The Pittsburgh Press (December 20, 1941)
Rambling Reporter
By Ernie Pyle
SAN FRANCISCO – To the people of San Francisco the blackout is variously frightening, grim, exciting or a nuisance. To me it is something warm and tingling, as from an old book of good memories.
All last winter I lived in the darkness of England. I didn’t mind it – in fact, I liked it. But in no stretch of the imagination did I ever then picture myself walking the streets of one of our own American cities in aboriginal darkness – blindfolded by Nature and learning again to move by the outstretched feeling tips of my toes. But here it is.
We were at the home of friends in the Pacific Heights section when the sirens sounded for my first American blackout. It was early in the evening. We had not yet eaten. San Francisco had had several previous blackouts, but people still were only learning what to do and how to act under peril.
We turned our electric switches and then watched from the window as the light of this lovely, hilly city gradually – and it seemed so awfully reluctantly – went out. Then we threw a pitcher of water on the burning fireplace, got our shielded flashlights, and went outdoors to let the night take us in. We felt our way up into a little park, from where we could look down over the city. All around us there was nothing now but Nature’s own night.
I can’t deny that I was thrilled by it. I had heard stories of how miserably done were the blackouts of the first few nights. But it wasn’t miserably done this time. I remember saying over and over to our friends, “I admire this.” For San Francisco that night seemed literally as black as London.
City is serious now
I had never before been on this certain hill from where we watched. I kept complaining and asking if we couldn’t get to a higher place, where we could look down on the city. And my friends assured me that we WERE looking down on the city. It was incredible.
In the darkness of the grassy park, we bumped into a man with a dog. The dog kept rubbing against my knee, and I reached down and petted it.
“What kind is it?” I asked, for I couldn’t see the dog I was petting. “A young Airdale,” he said. And then he said something that really described the spirit of San Francisco that night. He said:
“I ran up here right after the first alarm. There were still lights all over town. And all over town I could hear people shouting ‘Turn out those lights!’ Hundreds of voices in every direction were shouting it. It was like an angry growl washing over the city.”
And so it was. We heard that angry growl all through the hours that we walked the streets. San Francisco is serious now. The people aren’t making-believe any more.

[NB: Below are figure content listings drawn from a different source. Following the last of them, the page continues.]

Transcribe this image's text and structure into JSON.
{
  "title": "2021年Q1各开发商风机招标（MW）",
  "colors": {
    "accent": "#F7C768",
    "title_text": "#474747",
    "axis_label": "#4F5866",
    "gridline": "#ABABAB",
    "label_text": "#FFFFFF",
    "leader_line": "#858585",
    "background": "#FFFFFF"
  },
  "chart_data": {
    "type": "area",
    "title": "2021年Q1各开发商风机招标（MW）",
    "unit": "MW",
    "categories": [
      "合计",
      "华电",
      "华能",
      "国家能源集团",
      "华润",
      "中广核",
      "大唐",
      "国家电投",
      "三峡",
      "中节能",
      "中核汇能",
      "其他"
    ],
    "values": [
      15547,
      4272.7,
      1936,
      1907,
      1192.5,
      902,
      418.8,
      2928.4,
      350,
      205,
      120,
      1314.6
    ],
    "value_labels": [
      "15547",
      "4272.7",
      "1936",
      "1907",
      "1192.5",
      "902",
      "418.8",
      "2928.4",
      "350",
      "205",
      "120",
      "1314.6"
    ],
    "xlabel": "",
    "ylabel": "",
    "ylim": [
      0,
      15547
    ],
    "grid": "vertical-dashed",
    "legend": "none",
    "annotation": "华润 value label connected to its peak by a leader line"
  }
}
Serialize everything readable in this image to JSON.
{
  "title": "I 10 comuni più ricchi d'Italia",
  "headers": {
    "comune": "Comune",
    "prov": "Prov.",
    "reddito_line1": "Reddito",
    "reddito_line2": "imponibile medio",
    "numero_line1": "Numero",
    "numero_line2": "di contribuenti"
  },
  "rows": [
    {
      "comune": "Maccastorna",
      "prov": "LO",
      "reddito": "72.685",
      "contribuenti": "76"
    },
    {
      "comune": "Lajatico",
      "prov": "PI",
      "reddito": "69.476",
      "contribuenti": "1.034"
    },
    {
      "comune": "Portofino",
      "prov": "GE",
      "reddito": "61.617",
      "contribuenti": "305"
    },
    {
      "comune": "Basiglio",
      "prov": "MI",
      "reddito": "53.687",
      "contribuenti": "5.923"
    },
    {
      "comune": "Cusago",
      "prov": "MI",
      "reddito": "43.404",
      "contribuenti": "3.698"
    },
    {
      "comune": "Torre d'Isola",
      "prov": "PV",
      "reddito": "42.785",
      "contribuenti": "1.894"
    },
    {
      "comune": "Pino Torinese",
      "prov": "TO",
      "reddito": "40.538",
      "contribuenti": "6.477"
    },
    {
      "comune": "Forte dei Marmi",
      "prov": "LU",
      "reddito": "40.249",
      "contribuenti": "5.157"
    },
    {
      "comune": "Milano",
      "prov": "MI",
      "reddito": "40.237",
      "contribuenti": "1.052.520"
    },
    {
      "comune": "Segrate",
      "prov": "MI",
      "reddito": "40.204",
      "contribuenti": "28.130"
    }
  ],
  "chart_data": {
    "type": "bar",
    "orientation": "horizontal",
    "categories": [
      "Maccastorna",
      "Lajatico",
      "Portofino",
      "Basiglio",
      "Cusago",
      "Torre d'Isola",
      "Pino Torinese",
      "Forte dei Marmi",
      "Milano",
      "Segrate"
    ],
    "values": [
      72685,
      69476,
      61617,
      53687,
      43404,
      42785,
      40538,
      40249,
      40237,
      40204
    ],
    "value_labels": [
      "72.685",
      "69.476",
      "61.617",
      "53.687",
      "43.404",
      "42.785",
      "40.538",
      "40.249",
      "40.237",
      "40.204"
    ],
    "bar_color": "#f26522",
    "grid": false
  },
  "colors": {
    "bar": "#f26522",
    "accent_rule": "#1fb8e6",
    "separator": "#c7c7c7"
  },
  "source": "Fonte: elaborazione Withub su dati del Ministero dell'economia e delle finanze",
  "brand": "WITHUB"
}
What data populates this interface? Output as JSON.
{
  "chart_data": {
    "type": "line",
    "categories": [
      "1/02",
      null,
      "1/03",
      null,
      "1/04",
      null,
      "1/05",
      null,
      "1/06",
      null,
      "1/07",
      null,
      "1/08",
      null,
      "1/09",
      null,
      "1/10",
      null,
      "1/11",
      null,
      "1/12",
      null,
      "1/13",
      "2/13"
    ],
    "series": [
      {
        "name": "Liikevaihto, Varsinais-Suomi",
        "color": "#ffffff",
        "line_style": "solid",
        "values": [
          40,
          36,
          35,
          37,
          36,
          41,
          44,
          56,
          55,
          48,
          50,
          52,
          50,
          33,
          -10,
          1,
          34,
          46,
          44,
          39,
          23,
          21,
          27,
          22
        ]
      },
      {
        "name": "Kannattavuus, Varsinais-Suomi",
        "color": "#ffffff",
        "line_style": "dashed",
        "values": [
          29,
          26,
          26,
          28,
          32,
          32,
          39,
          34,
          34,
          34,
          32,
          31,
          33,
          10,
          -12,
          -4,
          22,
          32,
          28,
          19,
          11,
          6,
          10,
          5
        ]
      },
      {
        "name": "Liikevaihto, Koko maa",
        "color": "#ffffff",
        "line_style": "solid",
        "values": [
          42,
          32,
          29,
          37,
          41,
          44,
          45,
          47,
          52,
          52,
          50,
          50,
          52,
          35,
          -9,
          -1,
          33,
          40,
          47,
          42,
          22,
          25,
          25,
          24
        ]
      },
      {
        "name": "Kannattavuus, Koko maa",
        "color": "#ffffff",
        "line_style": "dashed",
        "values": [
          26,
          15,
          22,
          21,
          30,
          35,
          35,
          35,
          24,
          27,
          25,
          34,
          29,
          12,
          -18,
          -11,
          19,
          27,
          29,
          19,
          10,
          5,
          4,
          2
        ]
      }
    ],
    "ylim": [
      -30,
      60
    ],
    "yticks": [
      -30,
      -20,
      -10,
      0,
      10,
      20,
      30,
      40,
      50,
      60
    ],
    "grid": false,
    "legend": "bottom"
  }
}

The greatest difference between San Francisco and London in blackout is that all traffic stops here. Only police cars and ambulances, with lights out, dare move. The streets might be dusty remnants of a city dead and uninhabited for a hundred years.
Another difference is that in London there is some faint light on the streets, while here there is none. Over there autos move with one very dim and hooded headlight. Vague little oases of light tinge the street corners, from heavily hooded street lights.
But in San Francisco no light at all is allowed. Actually, the effect is less eerie than in London. For here you have the feeling of a graveyard at night, with all the ghosts asleep. Over there, it seems like a graveyard inhabited by shadows that move and slink.
Of course the London blackout is permanent, from dusk till dawn. But here, and in other coast cities, the blackout goes on only during the actual danger periods of the alert.
San Franciscans still have much to learn in the ways and habits of the blackout, I was amused at the fervor of some of the citizens. One of our party made a tent of his coat and lit a cigarette. And several times, as we walked along, people angrily told him to put it out.
Eat in the darkness
Actually, it’s all right to carry a cigarette. In London you dare not light one on the street. But if you light it inside, and then go out, it’s even advisable to carry a cigarette. Its glowing end serves as a tiny torch and keeps people from running into you. And a burning cigarette end cannot be seen from a plane.
To my chagrin, these neophyte San Franciscans seemed to get about in the dark just as well as I did. We walked for an hour and a half, but none of our party stumbled or fell. There were two little girls of 13 with us, and they laughed and enjoyed it all.
When we got home, we experienced one thing that I never knew in England – darkness inside a house. Few people here have had time to put up blackout curtains, so they dare not turn on a light in a room with a window.
So our host, by a dim flashlight, put the fried chicken on the plates and put the plates into the laps of each individual guest. Such fritter things as salad, vegetables, knives and forks were left in the kitchen.
We all ate with our hands. We couldn’t even see the chicken – just had to feel what piece it was and then hunt where to bite. It was swell. Made us feel vital or something.
I think London would have been proud of San Francisco in its blackout. I know I was. And as we walked the dark streets that night, walking in the deep darkness that I used to know so casually, I couldn’t help but feel another certain sort of great pride.
And that was a pride that now we, too – we here in America – are sharing in the knowledge of a universal catastrophe. The tragedy now is real for us; now we are beginning to take it, too. Now we can hold up our heads again, for we also are hurting.